When I was a boy I didn't like my name. I don't know why, but I didn't. I preferred my middle name.
In fact, I remember being a child and making friends with a neighboring family, I asked them to call me by my middle name. I was sad when that didn't take.
I've since changed. I heard once that every person's favorite word is their own name. This is why people who want to make you feel good use it often in a conversation when they meet you. I have no idea how scientifically accurate this is, but it makes sense to me. There is that tiny thrill that goes through me when I see a character on TV or in a movie with my name. It feels like in some strange, miniscule way the name connects us.
It is amazing how important our names are to us, and yet most of the time we don't choose them. Sure there are exceptions. CS Lewis was, I believe, 3-years-old when he declared to his entire family that we would no longer answer to his first name: Clive. From that point on, he would answer only "Jacksie" or "Jack." And for the rest of his 64 years on earth, that is what his friends and family called him. It was, to say the least, a precoscious action. But it asserted his independence. He would be the master of his own destiny.
But Jack's case is rare. The rest of us are given a name. And whether we like it or not, we stick with it for the entire crazy trip we call life. I think one of the reasons why we keep it, even if we don't like it, is because of who gave us our name.
The doctor doesn't name us, the state doesn't name us, the Church doesn't name us.
Our parents name us.
In the Bible, naming something is a sign of your power and authority over something. God names Adam. Adam names the beasts. Adam recognizes the Woman, but he does not name her (until after the Fall, which is an effect of Original Sin). And re-naming shows a special paternal relationship, as when God renamed Abram to Abraham, Moses renamed Hoshea to Joshua, or Jesus renames Simon to Peter.
Our parents get to choose our name because they are the ones who have true power and authority over us in our young lives. They are the ones who shape us. They care for our bodies. They build up our minds. They establish the contours of our souls. We are invested in them for everything. Of course they should name us. They made us, not just in conception, but they made much of who we are today.
I think that's why some nicknames stick and some don't. I'm not talking about the mean ones that people throw at you to bully and taunt. I think we accept those names as signs of acceptance and affection, even if those names come from strange places. I often write about my good friend, the Doctor. Whenever I greet him, I always say, "Doctor..." instead of his name. I wish it was for a reason that makes sense, like the fact that he has a PhD in Biblical Studies. Instead it was because we both liked the movie Spies Like Us and quoted the "Doctor" scene all the time. But that was 20 years ago that this started. And we still do it. I think its because any real friendship forged has its own little language that puts us in an inner circle. The nicknames remind us that we made it into the club, and my name means something. I mean, hey, sometimes you want to go where everybody knows your name.

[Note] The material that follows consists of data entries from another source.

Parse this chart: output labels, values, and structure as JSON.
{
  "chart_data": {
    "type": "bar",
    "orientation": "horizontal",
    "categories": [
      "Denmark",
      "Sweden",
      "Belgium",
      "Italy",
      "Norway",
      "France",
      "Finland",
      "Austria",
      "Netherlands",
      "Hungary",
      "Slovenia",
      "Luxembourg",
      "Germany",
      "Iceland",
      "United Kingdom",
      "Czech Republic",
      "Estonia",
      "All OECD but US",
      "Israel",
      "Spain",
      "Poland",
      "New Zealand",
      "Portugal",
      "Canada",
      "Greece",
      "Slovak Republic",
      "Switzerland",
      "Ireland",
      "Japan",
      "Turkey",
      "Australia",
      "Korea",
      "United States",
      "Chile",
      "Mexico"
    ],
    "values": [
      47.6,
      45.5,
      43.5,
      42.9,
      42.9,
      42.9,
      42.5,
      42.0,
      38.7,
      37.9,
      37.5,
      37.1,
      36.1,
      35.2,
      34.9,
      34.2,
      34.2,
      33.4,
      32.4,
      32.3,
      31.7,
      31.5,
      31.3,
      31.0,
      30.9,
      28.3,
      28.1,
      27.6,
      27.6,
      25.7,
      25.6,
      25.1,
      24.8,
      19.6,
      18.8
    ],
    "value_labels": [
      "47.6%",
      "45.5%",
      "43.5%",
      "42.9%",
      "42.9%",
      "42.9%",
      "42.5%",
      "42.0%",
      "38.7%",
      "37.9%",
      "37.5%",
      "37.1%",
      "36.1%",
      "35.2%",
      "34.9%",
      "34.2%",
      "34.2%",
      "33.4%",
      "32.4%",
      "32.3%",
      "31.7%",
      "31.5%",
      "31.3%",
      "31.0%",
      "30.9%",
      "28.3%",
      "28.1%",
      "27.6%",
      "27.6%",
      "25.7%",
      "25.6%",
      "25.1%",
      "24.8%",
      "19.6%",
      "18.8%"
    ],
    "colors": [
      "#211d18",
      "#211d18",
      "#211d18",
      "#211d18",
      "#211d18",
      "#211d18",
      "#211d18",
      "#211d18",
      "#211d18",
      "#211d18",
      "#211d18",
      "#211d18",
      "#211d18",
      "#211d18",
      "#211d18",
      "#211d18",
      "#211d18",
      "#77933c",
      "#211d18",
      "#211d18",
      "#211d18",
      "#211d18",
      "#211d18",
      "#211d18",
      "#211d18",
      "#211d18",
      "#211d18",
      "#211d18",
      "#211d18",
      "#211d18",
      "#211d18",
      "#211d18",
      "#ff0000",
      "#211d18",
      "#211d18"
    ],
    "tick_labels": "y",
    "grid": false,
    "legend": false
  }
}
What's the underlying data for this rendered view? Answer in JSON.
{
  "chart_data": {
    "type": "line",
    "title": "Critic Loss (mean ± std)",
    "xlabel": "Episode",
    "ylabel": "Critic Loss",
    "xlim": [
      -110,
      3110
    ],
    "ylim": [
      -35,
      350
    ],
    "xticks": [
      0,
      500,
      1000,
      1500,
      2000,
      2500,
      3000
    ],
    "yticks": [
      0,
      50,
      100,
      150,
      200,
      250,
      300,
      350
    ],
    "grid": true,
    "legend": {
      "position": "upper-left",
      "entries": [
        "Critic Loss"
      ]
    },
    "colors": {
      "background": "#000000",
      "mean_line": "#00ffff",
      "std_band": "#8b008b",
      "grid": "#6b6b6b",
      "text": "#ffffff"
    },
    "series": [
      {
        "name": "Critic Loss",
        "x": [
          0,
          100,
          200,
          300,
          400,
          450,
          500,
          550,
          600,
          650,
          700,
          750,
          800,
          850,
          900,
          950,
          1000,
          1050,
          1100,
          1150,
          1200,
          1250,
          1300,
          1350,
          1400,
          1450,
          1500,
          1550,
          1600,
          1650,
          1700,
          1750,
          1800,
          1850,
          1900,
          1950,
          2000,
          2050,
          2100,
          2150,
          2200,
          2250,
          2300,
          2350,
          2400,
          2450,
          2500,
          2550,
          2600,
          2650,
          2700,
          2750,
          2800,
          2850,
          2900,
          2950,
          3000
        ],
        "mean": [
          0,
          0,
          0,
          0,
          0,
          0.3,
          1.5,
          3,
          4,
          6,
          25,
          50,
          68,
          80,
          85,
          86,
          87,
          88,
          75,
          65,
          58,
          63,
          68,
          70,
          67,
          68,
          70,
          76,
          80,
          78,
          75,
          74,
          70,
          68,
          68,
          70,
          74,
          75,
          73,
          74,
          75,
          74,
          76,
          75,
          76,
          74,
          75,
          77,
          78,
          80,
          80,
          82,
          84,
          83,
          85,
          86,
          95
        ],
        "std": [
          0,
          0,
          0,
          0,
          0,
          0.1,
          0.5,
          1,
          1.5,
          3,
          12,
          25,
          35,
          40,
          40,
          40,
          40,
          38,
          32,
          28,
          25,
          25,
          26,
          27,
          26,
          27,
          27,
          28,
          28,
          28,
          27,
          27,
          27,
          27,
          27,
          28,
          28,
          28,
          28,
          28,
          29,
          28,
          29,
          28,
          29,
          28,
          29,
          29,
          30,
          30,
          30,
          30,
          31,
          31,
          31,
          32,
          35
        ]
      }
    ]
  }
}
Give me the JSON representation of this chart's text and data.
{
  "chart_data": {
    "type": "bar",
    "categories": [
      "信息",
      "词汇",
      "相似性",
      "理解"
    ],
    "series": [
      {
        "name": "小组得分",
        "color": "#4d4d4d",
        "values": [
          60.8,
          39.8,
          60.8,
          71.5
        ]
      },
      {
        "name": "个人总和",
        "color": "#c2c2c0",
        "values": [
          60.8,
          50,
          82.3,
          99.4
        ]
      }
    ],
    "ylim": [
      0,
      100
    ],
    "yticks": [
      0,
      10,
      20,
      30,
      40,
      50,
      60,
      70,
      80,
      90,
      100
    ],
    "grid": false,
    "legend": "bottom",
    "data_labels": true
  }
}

I also think that's where our little endearments in marriage come from. We call each other, "Dear," or "Honey" or "Baby" or "Schmmoopie" or whatever. Everyone else calls us by our own names (or worse) in the outside world. But only that one other person, that person with whom we are most vulnerable, can look at the worst part of us and still call us by a name of affection.
Although I do have to say this: as I mentioned earlier, I used dislike my first name. But I don't anymore. It might be my favorite sound now. And it is that for no other reason than that I love hearing it said by my wife. The first time she ever said "I love you" and called me by name is a moment I will never forget. It was as if someone said my name for the very first time. In it, she encapuslated the whole totality of who I was and yet she still saw something loveable there. No, not just something. She loved it all. Me.
And my wife took my name as her own. I remember going with her to the social security office where she had to make it all legal. It struck me what a huge deal this was: taking on your husband's name. Her wanting it made it feel like it had a value that I never thought it had. The name is even more special to me because it is now her name too.
And then on Monday, my sister gave birth to her first son. And his parents gave him my middle name as his first name. And I discovered that he was named after me.
That was a singular moment, to realize that my name had been given to another, that this child would be indelibly marked with a part of me. In the moment I saw the text message with his name, two things occurred to me:
The first was that there is a kind of immortality that comes with having someone named after you. You leave a mark on this world that will exist after you.
The second was that I now had tangible evidence of my sister and her husband's love. I'm often a goofball and can often be annoying and rather flakey, especially to my family. I never doubted that they loved me, but to choose something so important as their son's name...
And I began to cry.
Our names matter. It is the symbol of who we are and the sum of our experiences. Fantasy writer Neil Gaiman often makes the point that our names have power. Our names our magic. And they are. When we recall our absent friends and family and speak their names, a part of them is conjured. they are present with us. We have their names and we know them.